On Friday, a federal court panel reaffirmed an earlier decision throwing out Virginia's map of congressional districts, due to unconstitutional racial gerrymandering.
The panel found that one district, the third, was unconstitutionally racially gerrymandered in violation of the Equal Protection Clause. "Individuals in the Third Congressional District whose constitutional rights have been injured by improper racial gerrymandering have suffered significant harm," a two-judge majority of the panel wrote.
Virginia is widely believed to be one of the most gerrymandered states in the country. In 2012, Republican House candidates won just 51 percent of the votes cast in the state — but they ended up winning eight of the state's 11 congressional districts. Here's what the partisan results looked like:
All three Democrats won in 2012 with more than 61 percent of the vote, but most Republicans won with margins in the mid-50s — a classic sign of gerrymandering, indicating that the Democratic-leaning voters were packed into a small number of districts. Two years later, in the GOP landslide elections of 2014, not a single Virginia congressional district changed partisan hands.

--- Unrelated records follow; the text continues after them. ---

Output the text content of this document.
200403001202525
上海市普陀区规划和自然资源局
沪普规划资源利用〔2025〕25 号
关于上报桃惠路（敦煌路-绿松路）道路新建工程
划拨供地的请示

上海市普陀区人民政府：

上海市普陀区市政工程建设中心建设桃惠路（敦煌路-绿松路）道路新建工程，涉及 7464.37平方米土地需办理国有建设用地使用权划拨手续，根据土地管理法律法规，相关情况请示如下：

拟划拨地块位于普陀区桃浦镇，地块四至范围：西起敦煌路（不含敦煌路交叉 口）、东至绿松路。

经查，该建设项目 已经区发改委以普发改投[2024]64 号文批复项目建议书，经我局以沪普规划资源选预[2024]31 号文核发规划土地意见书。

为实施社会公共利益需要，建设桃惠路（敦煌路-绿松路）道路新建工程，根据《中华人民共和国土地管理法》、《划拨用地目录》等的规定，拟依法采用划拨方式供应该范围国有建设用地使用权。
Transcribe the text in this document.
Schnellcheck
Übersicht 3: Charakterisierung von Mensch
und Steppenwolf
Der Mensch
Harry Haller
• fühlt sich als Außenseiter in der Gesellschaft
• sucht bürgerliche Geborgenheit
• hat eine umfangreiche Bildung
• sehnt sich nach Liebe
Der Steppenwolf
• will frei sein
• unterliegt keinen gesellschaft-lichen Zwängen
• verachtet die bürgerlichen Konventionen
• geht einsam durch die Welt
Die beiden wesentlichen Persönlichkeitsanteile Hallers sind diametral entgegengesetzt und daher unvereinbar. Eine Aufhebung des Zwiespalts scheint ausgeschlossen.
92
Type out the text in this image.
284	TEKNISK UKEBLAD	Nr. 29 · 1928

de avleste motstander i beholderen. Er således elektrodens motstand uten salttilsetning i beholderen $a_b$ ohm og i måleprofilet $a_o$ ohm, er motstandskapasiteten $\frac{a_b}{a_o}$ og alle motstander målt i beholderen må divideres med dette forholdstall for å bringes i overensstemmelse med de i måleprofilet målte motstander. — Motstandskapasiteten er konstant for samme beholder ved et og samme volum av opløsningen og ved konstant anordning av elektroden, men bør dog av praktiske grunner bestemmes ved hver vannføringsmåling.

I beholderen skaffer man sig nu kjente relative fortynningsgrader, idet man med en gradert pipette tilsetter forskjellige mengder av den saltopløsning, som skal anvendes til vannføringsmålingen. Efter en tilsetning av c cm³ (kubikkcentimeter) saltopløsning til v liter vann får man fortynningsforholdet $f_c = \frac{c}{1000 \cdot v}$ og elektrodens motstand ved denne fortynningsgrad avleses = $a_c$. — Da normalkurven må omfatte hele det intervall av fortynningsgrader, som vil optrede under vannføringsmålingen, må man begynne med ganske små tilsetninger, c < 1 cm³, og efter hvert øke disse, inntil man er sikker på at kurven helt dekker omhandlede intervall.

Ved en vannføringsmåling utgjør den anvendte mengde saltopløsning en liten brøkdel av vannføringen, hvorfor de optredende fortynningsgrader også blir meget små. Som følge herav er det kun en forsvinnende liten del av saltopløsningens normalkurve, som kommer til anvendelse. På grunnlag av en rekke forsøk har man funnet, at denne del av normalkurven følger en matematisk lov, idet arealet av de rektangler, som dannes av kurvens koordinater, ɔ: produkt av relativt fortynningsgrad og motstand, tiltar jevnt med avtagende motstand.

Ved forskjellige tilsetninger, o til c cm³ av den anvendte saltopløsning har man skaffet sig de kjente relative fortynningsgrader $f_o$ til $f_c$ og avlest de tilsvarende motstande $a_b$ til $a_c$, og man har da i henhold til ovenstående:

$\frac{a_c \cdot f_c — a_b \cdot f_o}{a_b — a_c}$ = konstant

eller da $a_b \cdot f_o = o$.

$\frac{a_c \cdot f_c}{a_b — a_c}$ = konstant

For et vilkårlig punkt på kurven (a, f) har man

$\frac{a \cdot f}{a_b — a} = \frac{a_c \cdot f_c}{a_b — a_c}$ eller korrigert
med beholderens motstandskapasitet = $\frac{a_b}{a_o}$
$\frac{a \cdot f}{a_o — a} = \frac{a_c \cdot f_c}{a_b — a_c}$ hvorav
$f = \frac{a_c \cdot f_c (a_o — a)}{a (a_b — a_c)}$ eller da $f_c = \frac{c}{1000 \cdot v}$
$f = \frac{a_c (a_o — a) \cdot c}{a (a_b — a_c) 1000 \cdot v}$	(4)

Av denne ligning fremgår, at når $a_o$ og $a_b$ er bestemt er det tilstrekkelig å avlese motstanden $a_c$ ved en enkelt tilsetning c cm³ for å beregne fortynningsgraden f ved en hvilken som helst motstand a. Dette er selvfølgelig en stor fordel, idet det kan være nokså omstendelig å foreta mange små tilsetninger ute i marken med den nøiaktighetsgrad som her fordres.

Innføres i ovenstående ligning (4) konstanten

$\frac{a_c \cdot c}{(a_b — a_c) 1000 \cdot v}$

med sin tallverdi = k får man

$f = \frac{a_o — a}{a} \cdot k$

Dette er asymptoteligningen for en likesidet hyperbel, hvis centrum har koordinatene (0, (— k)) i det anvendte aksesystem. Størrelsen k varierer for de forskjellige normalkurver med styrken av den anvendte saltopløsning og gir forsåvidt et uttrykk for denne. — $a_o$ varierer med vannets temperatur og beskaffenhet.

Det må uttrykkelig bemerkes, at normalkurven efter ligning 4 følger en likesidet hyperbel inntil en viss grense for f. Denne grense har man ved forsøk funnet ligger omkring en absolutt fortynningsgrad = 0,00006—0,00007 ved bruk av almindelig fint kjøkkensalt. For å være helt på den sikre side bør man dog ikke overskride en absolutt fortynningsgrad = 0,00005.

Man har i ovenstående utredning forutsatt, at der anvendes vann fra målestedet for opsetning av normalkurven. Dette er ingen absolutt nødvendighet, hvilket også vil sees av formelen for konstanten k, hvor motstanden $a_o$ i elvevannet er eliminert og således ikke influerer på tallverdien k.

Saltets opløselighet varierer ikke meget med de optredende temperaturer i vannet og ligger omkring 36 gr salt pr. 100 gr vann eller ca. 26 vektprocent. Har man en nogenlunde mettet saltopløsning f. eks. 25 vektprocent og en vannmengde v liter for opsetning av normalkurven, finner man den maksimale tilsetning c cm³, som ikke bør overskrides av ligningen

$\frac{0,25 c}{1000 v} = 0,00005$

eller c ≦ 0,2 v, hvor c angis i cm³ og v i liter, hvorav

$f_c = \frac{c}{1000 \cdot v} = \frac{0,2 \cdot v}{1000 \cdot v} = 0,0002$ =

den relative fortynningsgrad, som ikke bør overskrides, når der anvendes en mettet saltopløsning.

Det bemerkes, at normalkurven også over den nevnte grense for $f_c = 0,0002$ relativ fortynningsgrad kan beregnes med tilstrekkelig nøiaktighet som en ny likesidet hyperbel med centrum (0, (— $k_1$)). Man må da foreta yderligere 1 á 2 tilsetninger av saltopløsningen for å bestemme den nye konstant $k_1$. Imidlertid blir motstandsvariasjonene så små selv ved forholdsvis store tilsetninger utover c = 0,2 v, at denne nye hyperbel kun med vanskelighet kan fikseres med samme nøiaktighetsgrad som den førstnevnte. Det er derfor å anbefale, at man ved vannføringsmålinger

However, since the US Constitution doesn't prohibit partisan gerrymandering, that alone didn't lead these judges to toss out Virginia's maps.
Partisanship in the US, though, is often intertwined with race. If you look on the above map at all the blue in the southeast of the state, that's just one, heavily black district — the third, represented by Bobby Scott (D). In fact, it's the only majority-black district in Virginia — even though about one in five residents are black.
So when state Republicans proposed this map in 2011, Democrats argued that another majority-minority district should have been created, and that black voters were being unconstitutionally packed into the third district to dilute their voting strength. Though the GOP got the map through the narrowly divided state Senate by just one vote the following year, Democrats soon sued. Now these federal judges have agreed with their criticism.
The panel of judges has ordered Virginia's legislature to pass a new map by September 1, 2015. The GOP legislature would still draw up the new maps, which could limit hopes of Democratic gains. But the Republican governor who signed the original maps, Bob McDonnell, is no longer in office (and has since been convicted on corruption charges and sentenced to jail time). So Gov. Terry McAuliffe, a Democrat, would be able to veto any new map.